Quite often we experience in projects, where we are involved with, that software quality is treated either as a by-product or it is handled inappropriately.

The impacts can be manyfold:

  • Higher development cost
  • Higher engineering risks
  • Lower stakeholder satisfaction

So, hold on for a moment and review the software quality terminology and common understanding in our industry.

Software Quality

Quality can be seen as a degree to which a certain thing in question meets requirements. That certain thing we are talking about is our beloved more or less tangible piece of software.

Our software is described by requirements. We differentiate functional requirements and non-functional requirements. The non-functional requirements are composed of Constraints and Software Quality Attributes.

  
    %%{ init: {'theme': 'forest'} }%%
  
  flowchart
  fr[Functional Requirements]
  nfr[Non-functional Requirements]
  sqa[Software Quality Attributes]
  Requirements --> fr
  Requirements --> nfr
  nfr--> Constraints
  nfr --> sqa

Here it is:

The Software Quality Attributes are the set of requirements that specify the software quality.

Luckily there is an ISO standard around that helps us to structure the defuse set of software quality attributes.

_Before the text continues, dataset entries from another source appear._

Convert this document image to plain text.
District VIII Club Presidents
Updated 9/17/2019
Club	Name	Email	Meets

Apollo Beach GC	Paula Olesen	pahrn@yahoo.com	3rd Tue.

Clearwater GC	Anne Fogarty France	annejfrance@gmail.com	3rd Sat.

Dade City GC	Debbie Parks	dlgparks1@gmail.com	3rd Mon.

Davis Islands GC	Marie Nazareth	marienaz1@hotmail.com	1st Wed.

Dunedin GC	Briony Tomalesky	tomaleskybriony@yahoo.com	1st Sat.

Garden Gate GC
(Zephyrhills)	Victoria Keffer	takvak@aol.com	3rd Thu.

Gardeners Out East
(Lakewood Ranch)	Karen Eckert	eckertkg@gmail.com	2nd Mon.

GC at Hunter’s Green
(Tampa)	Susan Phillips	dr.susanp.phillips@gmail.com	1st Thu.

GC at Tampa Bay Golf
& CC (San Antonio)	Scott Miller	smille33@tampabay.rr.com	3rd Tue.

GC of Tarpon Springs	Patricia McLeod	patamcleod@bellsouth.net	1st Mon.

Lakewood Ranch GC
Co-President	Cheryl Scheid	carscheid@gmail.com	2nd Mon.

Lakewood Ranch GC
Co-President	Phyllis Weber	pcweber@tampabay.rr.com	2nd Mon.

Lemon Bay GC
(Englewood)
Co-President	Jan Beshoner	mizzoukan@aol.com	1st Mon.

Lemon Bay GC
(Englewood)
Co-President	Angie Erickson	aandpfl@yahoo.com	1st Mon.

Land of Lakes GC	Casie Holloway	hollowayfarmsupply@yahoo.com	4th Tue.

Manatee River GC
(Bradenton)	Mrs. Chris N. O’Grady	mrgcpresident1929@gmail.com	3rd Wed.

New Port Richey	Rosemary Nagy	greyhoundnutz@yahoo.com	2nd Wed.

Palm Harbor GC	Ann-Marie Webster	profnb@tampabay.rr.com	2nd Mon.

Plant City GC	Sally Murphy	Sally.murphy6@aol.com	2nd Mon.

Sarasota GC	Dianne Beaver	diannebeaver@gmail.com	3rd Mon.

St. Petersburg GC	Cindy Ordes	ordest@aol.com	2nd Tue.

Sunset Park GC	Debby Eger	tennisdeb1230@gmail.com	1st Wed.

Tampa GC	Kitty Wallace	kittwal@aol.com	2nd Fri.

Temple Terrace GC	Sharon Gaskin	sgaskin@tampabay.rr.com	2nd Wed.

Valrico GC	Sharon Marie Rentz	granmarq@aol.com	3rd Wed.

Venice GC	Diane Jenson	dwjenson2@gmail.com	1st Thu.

The ISO 25010:2011 defines a taxonomy of quality features. Those quality features can be used to categorize our Software Quality Attributes.

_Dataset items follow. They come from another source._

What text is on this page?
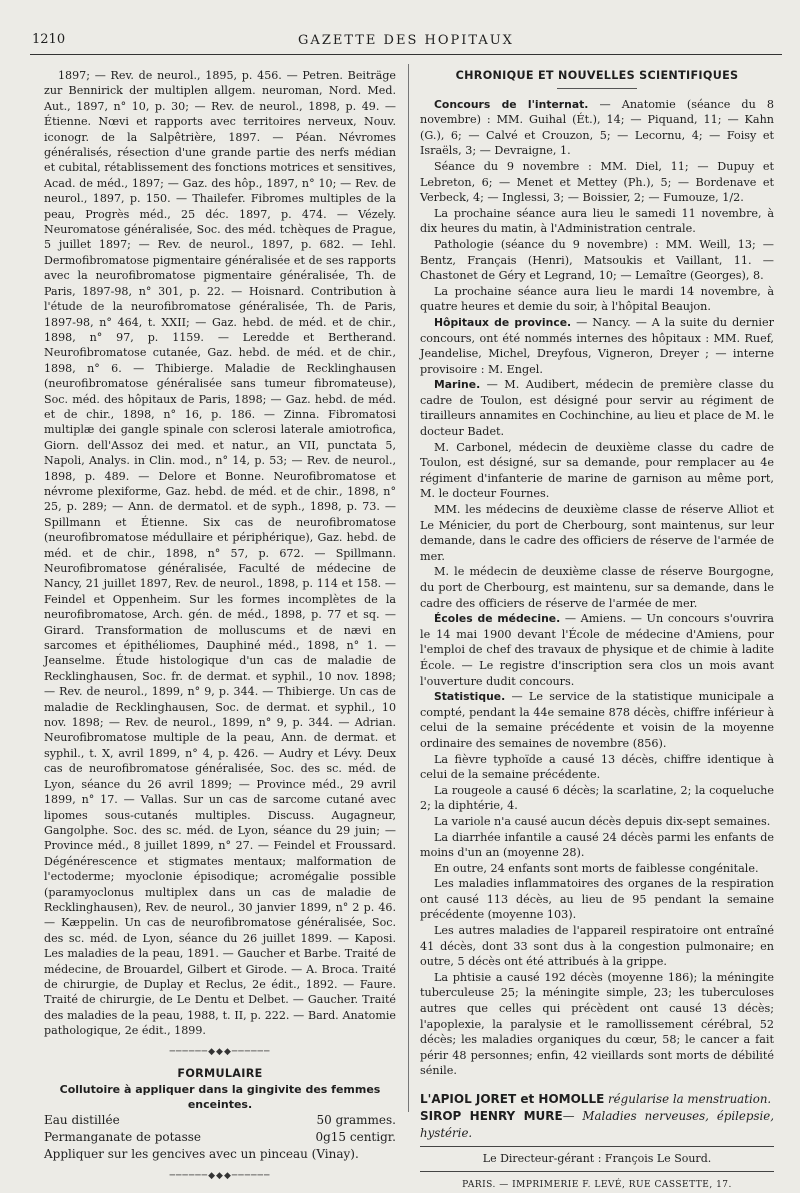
1210	GAZETTE DES HOPITAUX

1897; — Rev. de neurol., 1895, p. 456. — Petren. Beiträge zur Bennirick der multiplen allgem. neuroman, Nord. Med. Aut., 1897, n° 10, p. 30; — Rev. de neurol., 1898, p. 49. — Étienne. Nœvi et rapports avec territoires nerveux, Nouv. iconogr. de la Salpêtrière, 1897. — Péan. Névromes généralisés, résection d'une grande partie des nerfs médian et cubital, rétablissement des fonctions motrices et sensitives, Acad. de méd., 1897; — Gaz. des hôp., 1897, n° 10; — Rev. de neurol., 1897, p. 150. — Thailefer. Fibromes multiples de la peau, Progrès méd., 25 déc. 1897, p. 474. — Vézely. Neuromatose généralisée, Soc. des méd. tchèques de Prague, 5 juillet 1897; — Rev. de neurol., 1897, p. 682. — Iehl. Dermofibromatose pigmentaire généralisée et de ses rapports avec la neurofibromatose pigmentaire généralisée, Th. de Paris, 1897-98, n° 301, p. 22. — Hoisnard. Contribution à l'étude de la neurofibromatose généralisée, Th. de Paris, 1897-98, n° 464, t. XXII; — Gaz. hebd. de méd. et de chir., 1898, n° 97, p. 1159. — Leredde et Bertherand. Neurofibromatose cutanée, Gaz. hebd. de méd. et de chir., 1898, n° 6. — Thibierge. Maladie de Recklinghausen (neurofibromatose généralisée sans tumeur fibromateuse), Soc. méd. des hôpitaux de Paris, 1898; — Gaz. hebd. de méd. et de chir., 1898, n° 16, p. 186. — Zinna. Fibromatosi multiplæ dei gangle spinale con sclerosi laterale amiotrofica, Giorn. dell'Assoz dei med. et natur., an VII, punctata 5, Napoli, Analys. in Clin. mod., n° 14, p. 53; — Rev. de neurol., 1898, p. 489. — Delore et Bonne. Neurofibromatose et névrome plexiforme, Gaz. hebd. de méd. et de chir., 1898, n° 25, p. 289; — Ann. de dermatol. et de syph., 1898, p. 73. — Spillmann et Étienne. Six cas de neurofibromatose (neurofibromatose médullaire et périphérique), Gaz. hebd. de méd. et de chir., 1898, n° 57, p. 672. — Spillmann. Neurofibromatose généralisée, Faculté de médecine de Nancy, 21 juillet 1897, Rev. de neurol., 1898, p. 114 et 158. — Feindel et Oppenheim. Sur les formes incomplètes de la neurofibromatose, Arch. gén. de méd., 1898, p. 77 et sq. — Girard. Transformation de molluscums et de nævi en sarcomes et épithéliomes, Dauphiné méd., 1898, n° 1. — Jeanselme. Étude histologique d'un cas de maladie de Recklinghausen, Soc. fr. de dermat. et syphil., 10 nov. 1898; — Rev. de neurol., 1899, n° 9, p. 344. — Thibierge. Un cas de maladie de Recklinghausen, Soc. de dermat. et syphil., 10 nov. 1898; — Rev. de neurol., 1899, n° 9, p. 344. — Adrian. Neurofibromatose multiple de la peau, Ann. de dermat. et syphil., t. X, avril 1899, n° 4, p. 426. — Audry et Lévy. Deux cas de neurofibromatose généralisée, Soc. des sc. méd. de Lyon, séance du 26 avril 1899; — Province méd., 29 avril 1899, n° 17. — Vallas. Sur un cas de sarcome cutané avec lipomes sous-cutanés multiples. Discuss. Augagneur, Gangolphe. Soc. des sc. méd. de Lyon, séance du 29 juin; — Province méd., 8 juillet 1899, n° 27. — Feindel et Froussard. Dégénérescence et stigmates mentaux; malformation de l'ectoderme; myoclonie épisodique; acromégalie possible (paramyoclonus multiplex dans un cas de maladie de Recklinghausen), Rev. de neurol., 30 janvier 1899, n° 2 p. 46. — Kæppelin. Un cas de neurofibromatose généralisée, Soc. des sc. méd. de Lyon, séance du 26 juillet 1899. — Kaposi. Les maladies de la peau, 1891. — Gaucher et Barbe. Traité de médecine, de Brouardel, Gilbert et Girode. — A. Broca. Traité de chirurgie, de Duplay et Reclus, 2e édit., 1892. — Faure. Traité de chirurgie, de Le Dentu et Delbet. — Gaucher. Traité des maladies de la peau, 1988, t. II, p. 222. — Bard. Anatomie pathologique, 2e édit., 1899.

──────◆◆◆──────

FORMULAIRE

Collutoire à appliquer dans la gingivite des femmes enceintes.

Eau distillée	50 grammes.
Permanganate de potasse	0g15 centigr.
Appliquer sur les gencives avec un pinceau (Vinay).
──────◆◆◆──────

CHRONIQUE ET NOUVELLES SCIENTIFIQUES

Concours de l'internat. — Anatomie (séance du 8 novembre) : MM. Guihal (Ét.), 14; — Piquand, 11; — Kahn (G.), 6; — Calvé et Crouzon, 5; — Lecornu, 4; — Foisy et Israëls, 3; — Devraigne, 1.

Séance du 9 novembre : MM. Diel, 11; — Dupuy et Lebreton, 6; — Menet et Mettey (Ph.), 5; — Bordenave et Verbeck, 4; — Inglessi, 3; — Boissier, 2; — Fumouze, 1/2.

La prochaine séance aura lieu le samedi 11 novembre, à dix heures du matin, à l'Administration centrale.

Pathologie (séance du 9 novembre) : MM. Weill, 13; — Bentz, Français (Henri), Matsoukis et Vaillant, 11. — Chastonet de Géry et Legrand, 10; — Lemaître (Georges), 8.

La prochaine séance aura lieu le mardi 14 novembre, à quatre heures et demie du soir, à l'hôpital Beaujon.

Hôpitaux de province. — Nancy. — A la suite du dernier concours, ont été nommés internes des hôpitaux : MM. Ruef, Jeandelise, Michel, Dreyfous, Vigneron, Dreyer ; — interne provisoire : M. Engel.

Marine. — M. Audibert, médecin de première classe du cadre de Toulon, est désigné pour servir au régiment de tirailleurs annamites en Cochinchine, au lieu et place de M. le docteur Badet.

M. Carbonel, médecin de deuxième classe du cadre de Toulon, est désigné, sur sa demande, pour remplacer au 4e régiment d'infanterie de marine de garnison au même port, M. le docteur Fournes.

MM. les médecins de deuxième classe de réserve Alliot et Le Ménicier, du port de Cherbourg, sont maintenus, sur leur demande, dans le cadre des officiers de réserve de l'armée de mer.

M. le médecin de deuxième classe de réserve Bourgogne, du port de Cherbourg, est maintenu, sur sa demande, dans le cadre des officiers de réserve de l'armée de mer.

Écoles de médecine. — Amiens. — Un concours s'ouvrira le 14 mai 1900 devant l'École de médecine d'Amiens, pour l'emploi de chef des travaux de physique et de chimie à ladite École. — Le registre d'inscription sera clos un mois avant l'ouverture dudit concours.

Statistique. — Le service de la statistique municipale a compté, pendant la 44e semaine 878 décès, chiffre inférieur à celui de la semaine précédente et voisin de la moyenne ordinaire des semaines de novembre (856).

La fièvre typhoïde a causé 13 décès, chiffre identique à celui de la semaine précédente.

La rougeole a causé 6 décès; la scarlatine, 2; la coqueluche 2; la diphtérie, 4.

La variole n'a causé aucun décès depuis dix-sept semaines.

La diarrhée infantile a causé 24 décès parmi les enfants de moins d'un an (moyenne 28).

En outre, 24 enfants sont morts de faiblesse congénitale.

Les maladies inflammatoires des organes de la respiration ont causé 113 décès, au lieu de 95 pendant la semaine précédente (moyenne 103).

Les autres maladies de l'appareil respiratoire ont entraîné 41 décès, dont 33 sont dus à la congestion pulmonaire; en outre, 5 décès ont été attribués à la grippe.

La phtisie a causé 192 décès (moyenne 186); la méningite tuberculeuse 25; la méningite simple, 23; les tuberculoses autres que celles qui précèdent ont causé 13 décès; l'apoplexie, la paralysie et le ramollissement cérébral, 52 décès; les maladies organiques du cœur, 58; le cancer a fait périr 48 personnes; enfin, 42 vieillards sont morts de débilité sénile.

L'APIOL JORET et HOMOLLE régularise la menstruation.
SIROP HENRY MURE— Maladies nerveuses, épilepsie, hystérie.
Le Directeur-gérant : François Le Sourd.
PARIS. — IMPRIMERIE F. LEVÉ, RUE CASSETTE, 17.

The real value of this taxonomy is revealed once you (as an architect) recognize, that you miss non-functional requirements or that they do not fit.

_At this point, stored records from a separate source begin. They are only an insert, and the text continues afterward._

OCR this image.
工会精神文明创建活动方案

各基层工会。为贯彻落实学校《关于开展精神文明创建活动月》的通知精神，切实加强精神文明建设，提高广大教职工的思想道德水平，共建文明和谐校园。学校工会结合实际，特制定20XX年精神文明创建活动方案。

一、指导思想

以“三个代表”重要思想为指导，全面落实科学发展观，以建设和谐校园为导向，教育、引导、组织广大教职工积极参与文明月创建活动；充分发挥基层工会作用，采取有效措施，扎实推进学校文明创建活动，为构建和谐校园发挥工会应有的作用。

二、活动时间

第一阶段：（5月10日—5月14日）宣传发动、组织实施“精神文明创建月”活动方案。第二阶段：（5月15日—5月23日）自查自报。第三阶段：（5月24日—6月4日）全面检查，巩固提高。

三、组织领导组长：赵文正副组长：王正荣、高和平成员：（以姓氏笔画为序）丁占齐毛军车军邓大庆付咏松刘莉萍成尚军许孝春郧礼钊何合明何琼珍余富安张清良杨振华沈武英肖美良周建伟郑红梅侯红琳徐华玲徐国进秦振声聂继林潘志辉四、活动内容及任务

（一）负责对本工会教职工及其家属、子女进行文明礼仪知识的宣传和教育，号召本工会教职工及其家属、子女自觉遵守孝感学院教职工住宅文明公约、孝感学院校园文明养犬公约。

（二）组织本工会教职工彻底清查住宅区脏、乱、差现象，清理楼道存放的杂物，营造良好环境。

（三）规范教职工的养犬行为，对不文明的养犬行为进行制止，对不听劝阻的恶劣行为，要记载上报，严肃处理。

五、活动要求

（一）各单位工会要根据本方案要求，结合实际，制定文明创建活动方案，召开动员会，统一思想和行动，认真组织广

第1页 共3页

You need to talk to your stakeholders and make sure by having taxonomy at hand, that you do not miss a important software quality attribute.

Product Quality Taxonomy

(described in ISO 25010)

  • Functional suitability
    • Functional appropriateness
    • Functional correctness
    • Functional completeness
  • Performance efficiency
    • Time behavior
    • Resource utilization
  • Security
    • Confidentiality
    • Integrity
    • Non-repudiation
    • Accountability
    • Authenticity
  • Usability
    • Appropriateness
    • Recognisability
    • Learnability
    • Operability
    • User error protection
    • User interface aesthetics
    • Accessibility
  • Reliability
    • Maturity
    • Availability
    • Fault tolerance
    • Recoverability
  • Maintainability
    • Modularity
    • Reusability
    • Analysability
    • Modifiability
    • Testability
  • Compatibility
    • Co-existence
    • Interoperability
  • Portability
    • Adaptability
    • Installability
    • Replaceability

Software Quality Attributes

You are almost happy if you have identified all the Software Quality Attributes. Almost, because there might be logical contradictions among them.

E.g. you need to implement fast analysis process to meet your response time requirements (performance type software quality attribute), it requires to optimize some algorithms, introduce caching, use some some GPU computing facilities. The software gets much more complex (maintainability type software quality attribute)

So what is the solution of this dilemma?

Discuss with your stakeholder the individual priorities of all your Software Quality Attributes. Those priorities allows you to implement the right compromises in case of contradicting software quality attributes.